Most of the innovation in the sector has happened without the input of the government. It has led to the creation of forward-looking companies like Paystack, Flutterwave, Remita and so on.
While these companies have become fintech giants , regulations guiding their activities continue to evolve. It is an interesting balancing act for regulators who are trying to combine the rigidity of regulating traditional financial services with the flexibility needed for new innovation to thrive.
It is this attempt at some measure of flexibility that has led to the Central Bank’s new draft regulations for sandbox operations in Nigeria (PDF). The Central Bank has stayed around conversations in the last few years about creating a sandbox: a controlled testing environment where innovators can test their ideas and business models.
How the sandbox could work
At present, there are a lot of regulations around the payments and remittances space. Some of these include PSB Guidelines, the Guidelines on Operations of Electronic Payment Channels in Nigeria and the Guidelines on International Money Transfer Services in Nigeria (IMTS) Guidelines.

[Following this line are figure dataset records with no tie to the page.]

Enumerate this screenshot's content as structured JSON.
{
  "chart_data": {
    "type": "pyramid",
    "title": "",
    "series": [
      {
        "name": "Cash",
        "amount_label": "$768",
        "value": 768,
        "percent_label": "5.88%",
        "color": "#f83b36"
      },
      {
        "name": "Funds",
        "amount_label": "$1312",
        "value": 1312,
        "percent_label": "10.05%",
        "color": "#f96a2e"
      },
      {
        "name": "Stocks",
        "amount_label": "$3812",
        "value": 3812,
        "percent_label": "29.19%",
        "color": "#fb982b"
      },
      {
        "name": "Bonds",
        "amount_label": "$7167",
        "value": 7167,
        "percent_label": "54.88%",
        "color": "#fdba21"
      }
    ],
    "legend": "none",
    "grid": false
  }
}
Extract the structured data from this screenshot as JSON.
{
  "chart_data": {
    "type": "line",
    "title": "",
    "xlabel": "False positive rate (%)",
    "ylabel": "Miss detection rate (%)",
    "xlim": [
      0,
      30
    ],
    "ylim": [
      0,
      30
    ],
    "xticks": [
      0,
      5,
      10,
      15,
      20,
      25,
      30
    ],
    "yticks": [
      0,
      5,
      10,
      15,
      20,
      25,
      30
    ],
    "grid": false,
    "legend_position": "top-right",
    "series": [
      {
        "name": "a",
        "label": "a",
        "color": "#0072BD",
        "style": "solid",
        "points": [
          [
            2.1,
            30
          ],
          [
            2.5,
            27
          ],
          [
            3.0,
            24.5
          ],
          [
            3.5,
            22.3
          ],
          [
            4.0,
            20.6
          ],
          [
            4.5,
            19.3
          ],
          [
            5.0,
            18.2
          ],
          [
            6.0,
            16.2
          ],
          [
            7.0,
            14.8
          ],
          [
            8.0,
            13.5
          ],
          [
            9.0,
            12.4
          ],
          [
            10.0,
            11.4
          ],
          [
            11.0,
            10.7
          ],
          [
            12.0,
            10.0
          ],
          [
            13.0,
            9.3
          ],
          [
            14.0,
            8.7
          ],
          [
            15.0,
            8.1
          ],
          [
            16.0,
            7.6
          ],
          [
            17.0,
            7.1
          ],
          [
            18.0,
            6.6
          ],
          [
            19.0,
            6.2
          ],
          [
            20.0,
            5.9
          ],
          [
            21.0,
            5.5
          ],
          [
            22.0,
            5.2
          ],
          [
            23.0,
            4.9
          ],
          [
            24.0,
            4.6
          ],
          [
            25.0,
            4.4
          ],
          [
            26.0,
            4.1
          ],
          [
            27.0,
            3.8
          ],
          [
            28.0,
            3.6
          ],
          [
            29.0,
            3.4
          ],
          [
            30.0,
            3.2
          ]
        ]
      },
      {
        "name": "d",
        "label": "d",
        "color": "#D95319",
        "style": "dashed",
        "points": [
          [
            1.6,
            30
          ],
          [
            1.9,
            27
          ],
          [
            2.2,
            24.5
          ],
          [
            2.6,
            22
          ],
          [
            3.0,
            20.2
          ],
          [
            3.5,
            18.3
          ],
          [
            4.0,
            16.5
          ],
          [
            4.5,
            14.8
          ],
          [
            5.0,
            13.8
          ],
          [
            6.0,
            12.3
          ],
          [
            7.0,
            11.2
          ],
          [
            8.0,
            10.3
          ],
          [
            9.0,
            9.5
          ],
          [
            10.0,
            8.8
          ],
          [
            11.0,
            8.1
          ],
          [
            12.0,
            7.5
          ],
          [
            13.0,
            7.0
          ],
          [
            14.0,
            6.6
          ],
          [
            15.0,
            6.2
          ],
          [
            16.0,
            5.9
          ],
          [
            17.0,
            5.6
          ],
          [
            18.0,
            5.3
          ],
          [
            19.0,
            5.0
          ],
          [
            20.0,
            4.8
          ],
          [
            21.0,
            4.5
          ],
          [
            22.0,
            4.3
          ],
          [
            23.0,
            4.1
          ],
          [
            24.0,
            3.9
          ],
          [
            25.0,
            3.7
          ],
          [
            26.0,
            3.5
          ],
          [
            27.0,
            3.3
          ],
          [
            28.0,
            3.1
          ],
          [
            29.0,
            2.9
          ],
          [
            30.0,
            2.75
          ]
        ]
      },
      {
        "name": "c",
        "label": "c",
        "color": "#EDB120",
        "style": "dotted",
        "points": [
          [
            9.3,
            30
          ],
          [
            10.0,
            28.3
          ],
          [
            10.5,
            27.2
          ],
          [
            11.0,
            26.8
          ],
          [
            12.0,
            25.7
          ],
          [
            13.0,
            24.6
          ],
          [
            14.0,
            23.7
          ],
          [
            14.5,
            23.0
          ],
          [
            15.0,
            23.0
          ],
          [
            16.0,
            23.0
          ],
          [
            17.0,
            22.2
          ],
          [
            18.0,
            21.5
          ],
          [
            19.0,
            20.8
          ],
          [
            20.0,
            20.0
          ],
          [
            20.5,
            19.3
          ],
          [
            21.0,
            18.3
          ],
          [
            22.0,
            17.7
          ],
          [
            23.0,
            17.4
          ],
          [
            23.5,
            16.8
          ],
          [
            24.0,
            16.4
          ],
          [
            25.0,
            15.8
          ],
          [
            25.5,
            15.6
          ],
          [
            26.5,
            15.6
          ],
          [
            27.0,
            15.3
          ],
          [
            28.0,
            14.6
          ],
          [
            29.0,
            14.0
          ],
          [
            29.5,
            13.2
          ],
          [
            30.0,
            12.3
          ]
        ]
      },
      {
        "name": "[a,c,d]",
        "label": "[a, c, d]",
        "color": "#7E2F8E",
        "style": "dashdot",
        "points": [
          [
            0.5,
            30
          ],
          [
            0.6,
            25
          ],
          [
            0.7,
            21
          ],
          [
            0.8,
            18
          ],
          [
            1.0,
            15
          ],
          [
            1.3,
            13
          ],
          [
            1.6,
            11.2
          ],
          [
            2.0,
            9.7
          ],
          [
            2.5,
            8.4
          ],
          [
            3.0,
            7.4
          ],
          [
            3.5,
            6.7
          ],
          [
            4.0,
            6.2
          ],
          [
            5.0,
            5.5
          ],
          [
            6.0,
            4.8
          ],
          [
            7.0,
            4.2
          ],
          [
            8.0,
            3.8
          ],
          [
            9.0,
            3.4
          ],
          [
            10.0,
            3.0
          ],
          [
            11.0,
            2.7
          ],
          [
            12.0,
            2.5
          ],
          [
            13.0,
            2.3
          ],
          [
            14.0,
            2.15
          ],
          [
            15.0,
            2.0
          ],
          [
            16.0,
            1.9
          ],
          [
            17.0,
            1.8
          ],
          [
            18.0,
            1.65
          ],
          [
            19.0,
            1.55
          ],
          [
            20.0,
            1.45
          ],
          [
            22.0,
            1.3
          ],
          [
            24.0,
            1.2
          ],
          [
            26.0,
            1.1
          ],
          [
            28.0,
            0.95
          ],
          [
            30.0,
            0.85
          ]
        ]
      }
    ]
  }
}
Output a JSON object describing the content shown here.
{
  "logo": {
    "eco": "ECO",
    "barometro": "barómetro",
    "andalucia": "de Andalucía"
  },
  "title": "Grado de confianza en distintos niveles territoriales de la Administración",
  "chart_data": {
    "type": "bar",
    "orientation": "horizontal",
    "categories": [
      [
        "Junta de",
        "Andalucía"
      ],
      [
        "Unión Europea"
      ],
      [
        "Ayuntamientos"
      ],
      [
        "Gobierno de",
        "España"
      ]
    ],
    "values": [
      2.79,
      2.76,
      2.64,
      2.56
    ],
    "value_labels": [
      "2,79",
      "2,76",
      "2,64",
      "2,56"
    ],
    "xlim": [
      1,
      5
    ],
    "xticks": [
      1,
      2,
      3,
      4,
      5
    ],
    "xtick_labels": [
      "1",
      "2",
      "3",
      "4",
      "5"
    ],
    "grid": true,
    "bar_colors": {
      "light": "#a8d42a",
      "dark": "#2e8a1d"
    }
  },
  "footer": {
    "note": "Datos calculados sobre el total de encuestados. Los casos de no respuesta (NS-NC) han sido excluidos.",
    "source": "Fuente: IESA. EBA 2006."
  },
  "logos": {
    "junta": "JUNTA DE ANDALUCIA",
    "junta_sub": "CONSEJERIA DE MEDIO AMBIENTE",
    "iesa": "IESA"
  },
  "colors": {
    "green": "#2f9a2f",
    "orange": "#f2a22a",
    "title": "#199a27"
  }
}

There are also separate regulations for wealthtech, personal finance and crowdfunding. It means that to test a new product, innovators would have meetings with banks, fintechs or pilots. This could take months as navigating numerous regulations are tough.
This is why a sandbox is important. It will allow them to test their products, services or business in a live environment without needing to satisfy all the regulatory requirements. Registered members of the sandbox will leverage the APIs to build a solution within the sandbox environment and test it. It is only after this they can begin to worry about navigating regulations.
FSI lead the way
In 2019, the Financial Services Innovators (FSI), a community of Fintech enthusiasts launched the Nigerian Industry Innovation Sandbox. The effort was backed by over ₦250 million ($644,000) in multi-year grants and set the goal of lowering the barriers to innovation in the financial services ecosystem.

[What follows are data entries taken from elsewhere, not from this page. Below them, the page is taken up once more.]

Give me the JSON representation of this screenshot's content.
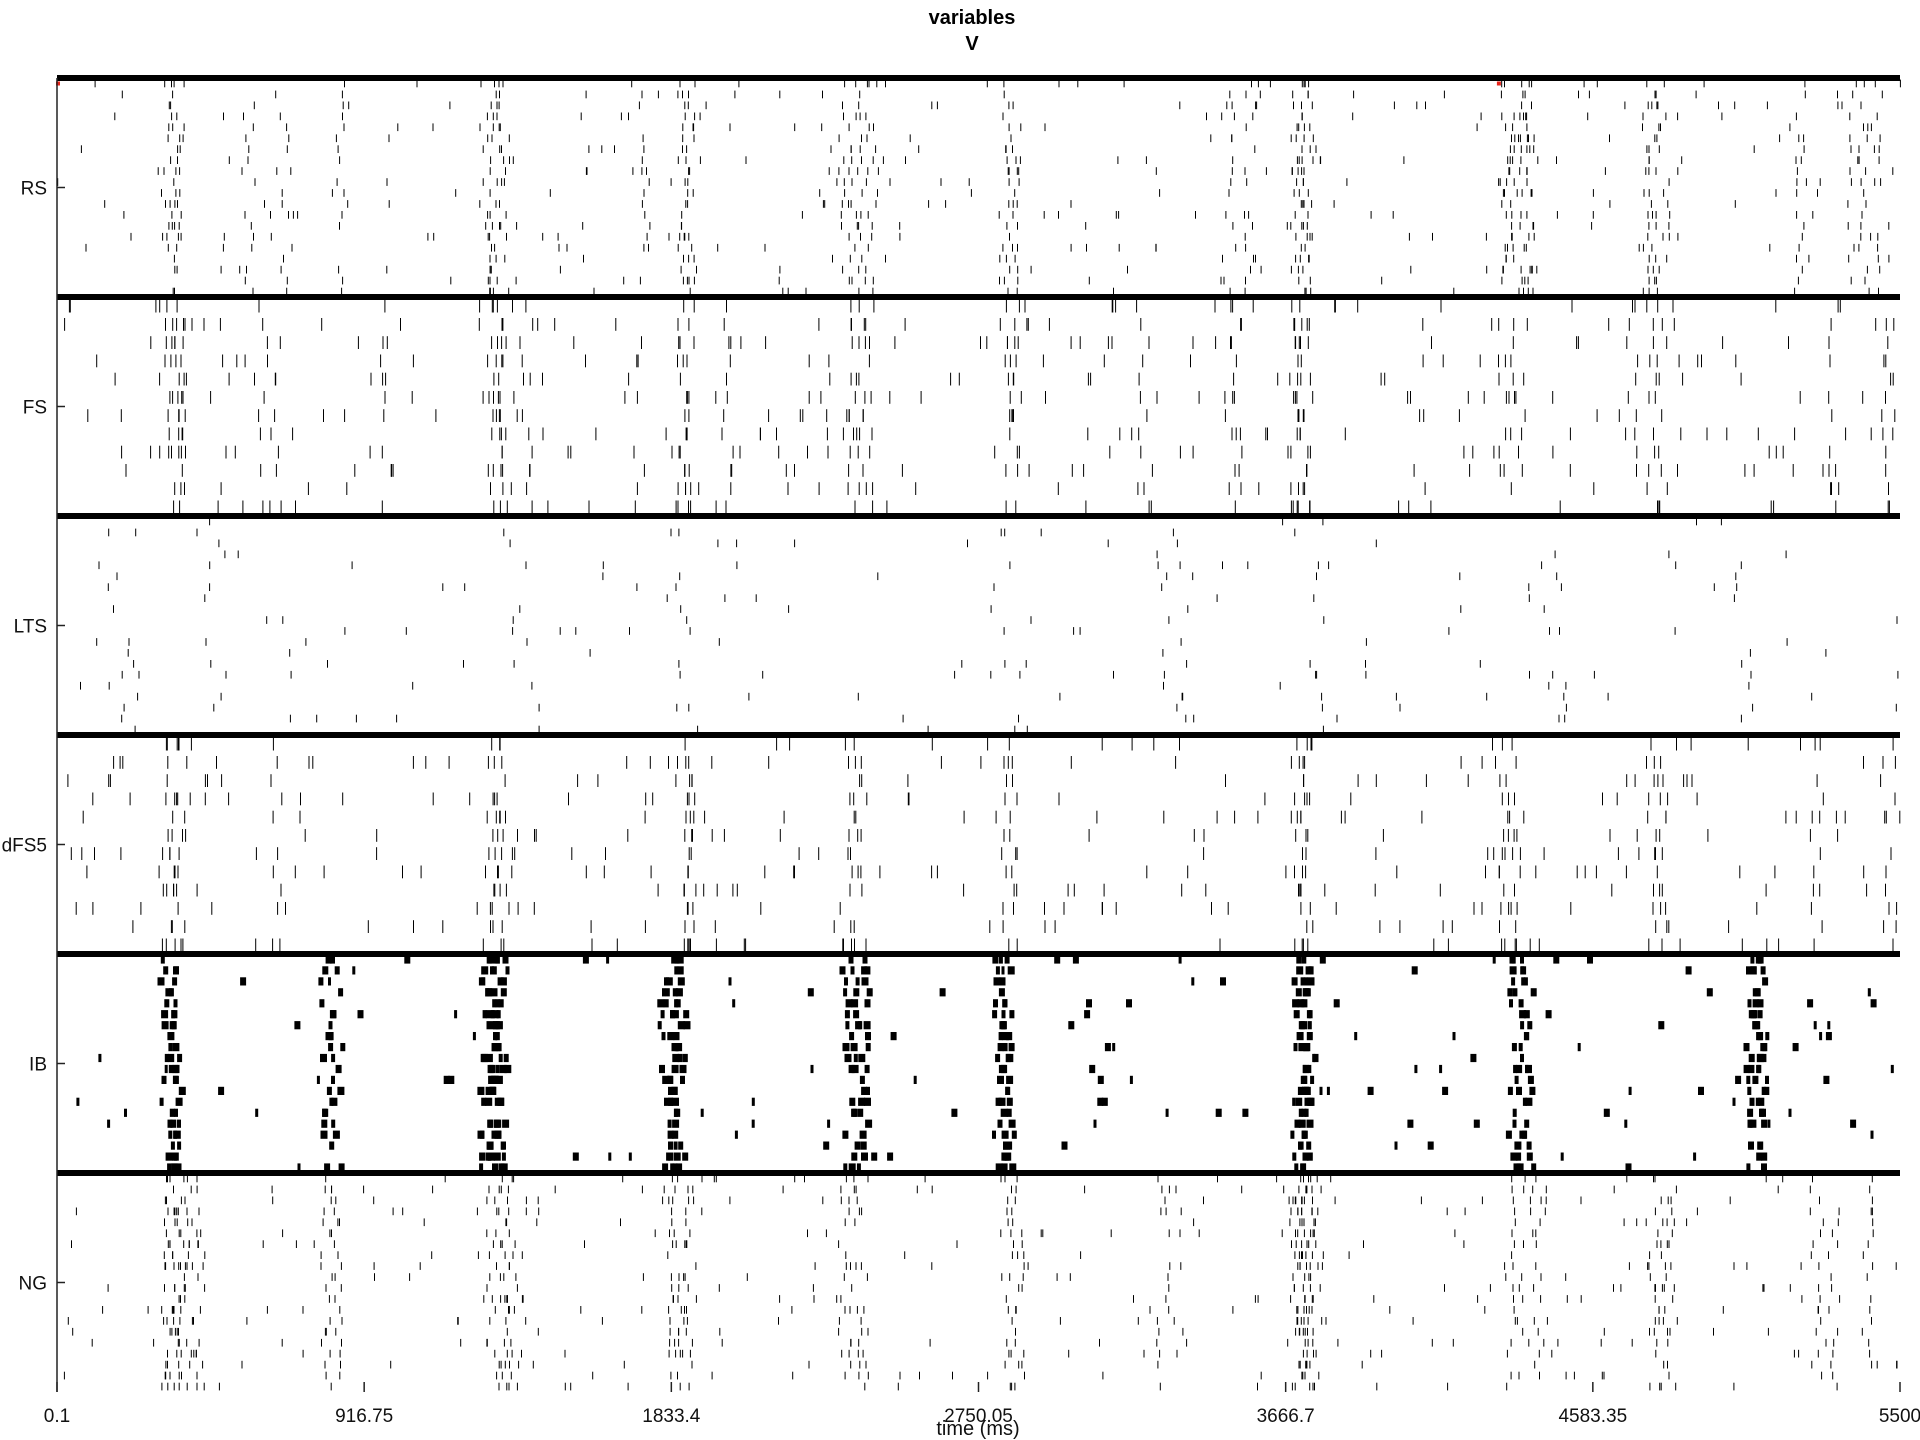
{
  "chart_data": {
    "type": "raster",
    "title": [
      "variables",
      "V"
    ],
    "xlabel": "time (ms)",
    "xlim": [
      0.1,
      5500
    ],
    "xticks": [
      0.1,
      916.75,
      1833.4,
      2750.05,
      3666.7,
      4583.35,
      5500
    ],
    "xtick_labels": [
      "0.1",
      "916.75",
      "1833.4",
      "2750.05",
      "3666.7",
      "4583.35",
      "5500"
    ],
    "grid": false,
    "colors": {
      "spike": "#000000",
      "marker": "#e8241a"
    },
    "populations": [
      {
        "name": "RS",
        "rows": 20,
        "spike_width": "thin",
        "events_ms": [
          320,
          330,
          350,
          360,
          570,
          680,
          850,
          1280,
          1300,
          1310,
          1330,
          1750,
          1870,
          1880,
          1900,
          2350,
          2380,
          2400,
          2430,
          2830,
          2840,
          2860,
          3500,
          3560,
          3700,
          3710,
          3720,
          3730,
          4320,
          4330,
          4360,
          4380,
          4390,
          4400,
          4750,
          4760,
          4790,
          5200,
          5360,
          5390,
          5420
        ],
        "markers": [
          {
            "t_ms": 0.1,
            "row": 1
          },
          {
            "t_ms": 4300,
            "row": 1
          }
        ]
      },
      {
        "name": "FS",
        "rows": 12,
        "spike_width": "thin",
        "events_ms": [
          320,
          340,
          360,
          370,
          380,
          620,
          650,
          980,
          1300,
          1310,
          1320,
          1340,
          1400,
          1740,
          1860,
          1870,
          1880,
          2000,
          2290,
          2360,
          2380,
          2400,
          2420,
          2840,
          2850,
          2860,
          3240,
          3500,
          3520,
          3690,
          3700,
          3710,
          3720,
          3730,
          4320,
          4330,
          4360,
          4700,
          4760,
          4780,
          5300,
          5460,
          5470
        ]
      },
      {
        "name": "LTS",
        "rows": 20,
        "spike_width": "thin",
        "events_ms": [
          180,
          480,
          1380,
          1860,
          2820,
          3330,
          3750,
          4460,
          5040
        ]
      },
      {
        "name": "dFS5",
        "rows": 12,
        "spike_width": "thin",
        "events_ms": [
          320,
          340,
          350,
          360,
          380,
          650,
          1290,
          1310,
          1320,
          1340,
          1870,
          1880,
          1890,
          2360,
          2380,
          2400,
          2840,
          2850,
          3700,
          3710,
          3720,
          3730,
          4300,
          4320,
          4340,
          4360,
          4760,
          4780,
          4800,
          5250,
          5460,
          5480
        ]
      },
      {
        "name": "IB",
        "rows": 20,
        "spike_width": "thick",
        "events_ms": [
          320,
          340,
          360,
          800,
          830,
          1270,
          1280,
          1290,
          1300,
          1310,
          1320,
          1810,
          1830,
          1840,
          1850,
          2360,
          2380,
          2400,
          2810,
          2820,
          2830,
          3700,
          3710,
          3720,
          3730,
          4340,
          4360,
          4380,
          5050,
          5060,
          5070,
          5080
        ]
      },
      {
        "name": "NG",
        "rows": 20,
        "spike_width": "thin",
        "events_ms": [
          320,
          340,
          350,
          360,
          380,
          400,
          420,
          800,
          830,
          1300,
          1320,
          1340,
          1360,
          1380,
          1830,
          1850,
          1870,
          1890,
          2350,
          2380,
          2400,
          2830,
          2850,
          2870,
          3300,
          3350,
          3690,
          3700,
          3710,
          3720,
          3730,
          3740,
          3760,
          4340,
          4380,
          4420,
          4760,
          4780,
          4800,
          4820,
          5250,
          5300,
          5400
        ]
      }
    ]
  }
}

Although the FSI was ideated by the CBN and NIBSS, the apex bank is taking a more hands-on approach to controlling financial innovation with the new sandbox regulations. It is a nod once again to its regulatory paradox of trying to be rigid and flexible at the same time.
According to the CBN’s draft: “the framework details the requirements for conducts of live tests on innovative products, services and solutions in a controlled environment.” It also states that the process is open to existing CBN licensees as well as other local players.

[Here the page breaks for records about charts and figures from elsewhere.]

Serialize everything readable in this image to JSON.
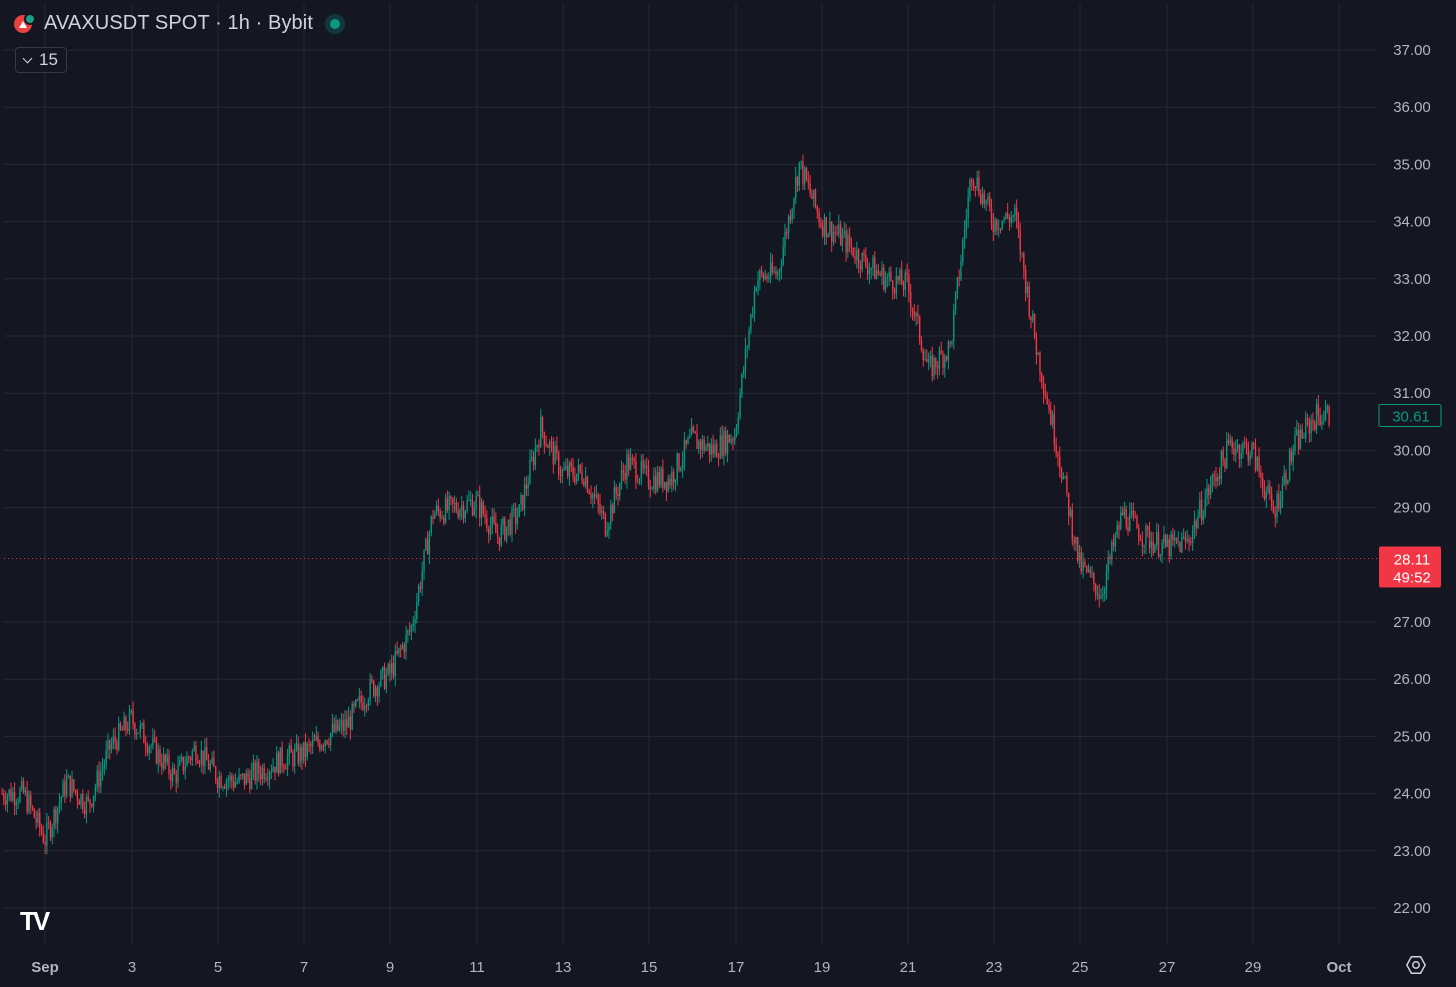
{
  "header": {
    "title": "AVAXUSDT SPOT · 1h · Bybit",
    "interval_badge": "15"
  },
  "colors": {
    "background": "#141722",
    "grid": "#262a36",
    "up": "#089981",
    "down": "#f23645",
    "axis_text": "#b2b5be"
  },
  "price_axis": [
    "37.00",
    "36.00",
    "35.00",
    "34.00",
    "33.00",
    "32.00",
    "31.00",
    "30.00",
    "29.00",
    "27.00",
    "26.00",
    "25.00",
    "24.00",
    "23.00",
    "22.00"
  ],
  "time_axis": [
    "Sep",
    "3",
    "5",
    "7",
    "9",
    "11",
    "13",
    "15",
    "17",
    "19",
    "21",
    "23",
    "25",
    "27",
    "29",
    "Oct"
  ],
  "last_price_label": "30.61",
  "price_line_label": "28.11",
  "price_line_countdown": "49:52",
  "watermark": "TV",
  "chart_data": {
    "type": "line",
    "title": "AVAXUSDT SPOT · 1h · Bybit",
    "xlabel": "",
    "ylabel": "",
    "ylim": [
      21.5,
      37.4
    ],
    "grid": true,
    "x_unit": "date (Sep 1 – Oct 1)",
    "series": [
      {
        "x": [
          "Sep 1 00:00",
          "Sep 1 12:00",
          "Sep 2 00:00",
          "Sep 2 12:00",
          "Sep 3 00:00",
          "Sep 3 12:00",
          "Sep 4 00:00",
          "Sep 4 12:00",
          "Sep 5 00:00",
          "Sep 5 12:00",
          "Sep 6 00:00",
          "Sep 6 12:00",
          "Sep 7 00:00",
          "Sep 7 12:00",
          "Sep 8 00:00",
          "Sep 8 12:00",
          "Sep 9 00:00",
          "Sep 9 12:00",
          "Sep 10 00:00",
          "Sep 10 12:00",
          "Sep 11 00:00",
          "Sep 11 12:00",
          "Sep 12 00:00",
          "Sep 12 12:00",
          "Sep 13 00:00",
          "Sep 13 12:00",
          "Sep 14 00:00",
          "Sep 14 12:00",
          "Sep 15 00:00",
          "Sep 15 12:00",
          "Sep 16 00:00",
          "Sep 16 12:00",
          "Sep 17 00:00",
          "Sep 17 12:00",
          "Sep 18 00:00",
          "Sep 18 12:00",
          "Sep 19 00:00",
          "Sep 19 12:00",
          "Sep 20 00:00",
          "Sep 20 12:00",
          "Sep 21 00:00",
          "Sep 21 12:00",
          "Sep 22 00:00",
          "Sep 22 12:00",
          "Sep 23 00:00",
          "Sep 23 12:00",
          "Sep 24 00:00",
          "Sep 24 12:00",
          "Sep 25 00:00",
          "Sep 25 12:00",
          "Sep 26 00:00",
          "Sep 26 12:00",
          "Sep 27 00:00",
          "Sep 27 12:00",
          "Sep 28 00:00",
          "Sep 28 12:00",
          "Sep 29 00:00",
          "Sep 29 12:00",
          "Sep 30 00:00",
          "Sep 30 12:00",
          "Oct 1 00:00",
          "Oct 1 12:00"
        ],
        "values": [
          24.0,
          24.0,
          23.2,
          24.2,
          23.8,
          24.8,
          25.3,
          24.8,
          24.3,
          24.8,
          24.3,
          24.2,
          24.4,
          24.6,
          24.7,
          25.0,
          25.2,
          25.8,
          26.1,
          26.9,
          28.9,
          29.0,
          29.1,
          28.5,
          28.9,
          30.4,
          29.6,
          29.6,
          28.7,
          29.8,
          29.5,
          29.5,
          30.2,
          30.0,
          30.3,
          33.0,
          33.1,
          35.0,
          34.0,
          33.7,
          33.3,
          33.0,
          32.9,
          31.4,
          31.8,
          34.9,
          34.0,
          34.1,
          31.8,
          30.0,
          28.0,
          27.5,
          28.9,
          28.5,
          28.3,
          28.4,
          29.3,
          30.1,
          30.0,
          28.9,
          30.1,
          30.61
        ]
      }
    ]
  }
}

Eligibility for the sandbox also appears straightforward. In addition to company registration details, applicants will detail their strategy for the sandbox trials.
One of the more positive aspects of CBN’s draft is its focus on risk management which is especially important to prevent bad actors from taking advantage of the public. Section 1.5.2 of the draft states that the bank will prioritise “preserving sound financial and business practices consistent with monetary and financial stability.
Despite this positive note, there are aspects of the draft which will be worrying to players and prospective innovators in the fintech space.
Section 3.3 of the draft regulation says that: “upon the completion of the sandbox test, the Bank will decide whether to allow the product, service or solution to be introduced into the market.”
It goes further to add that: “the bank may also prohibit the deployment of the product, service or solution in the market upon the completion of testing due to the following reasons.”
It means that fintech innovators, who could pilot some products without the approval of the CBN may need to when the draft regulations are passed. It could slow down innovation within the space.
It is also important to note that the CBN only plans to take one cohort per year, creating what may be a slow process in an industry that is moving fast.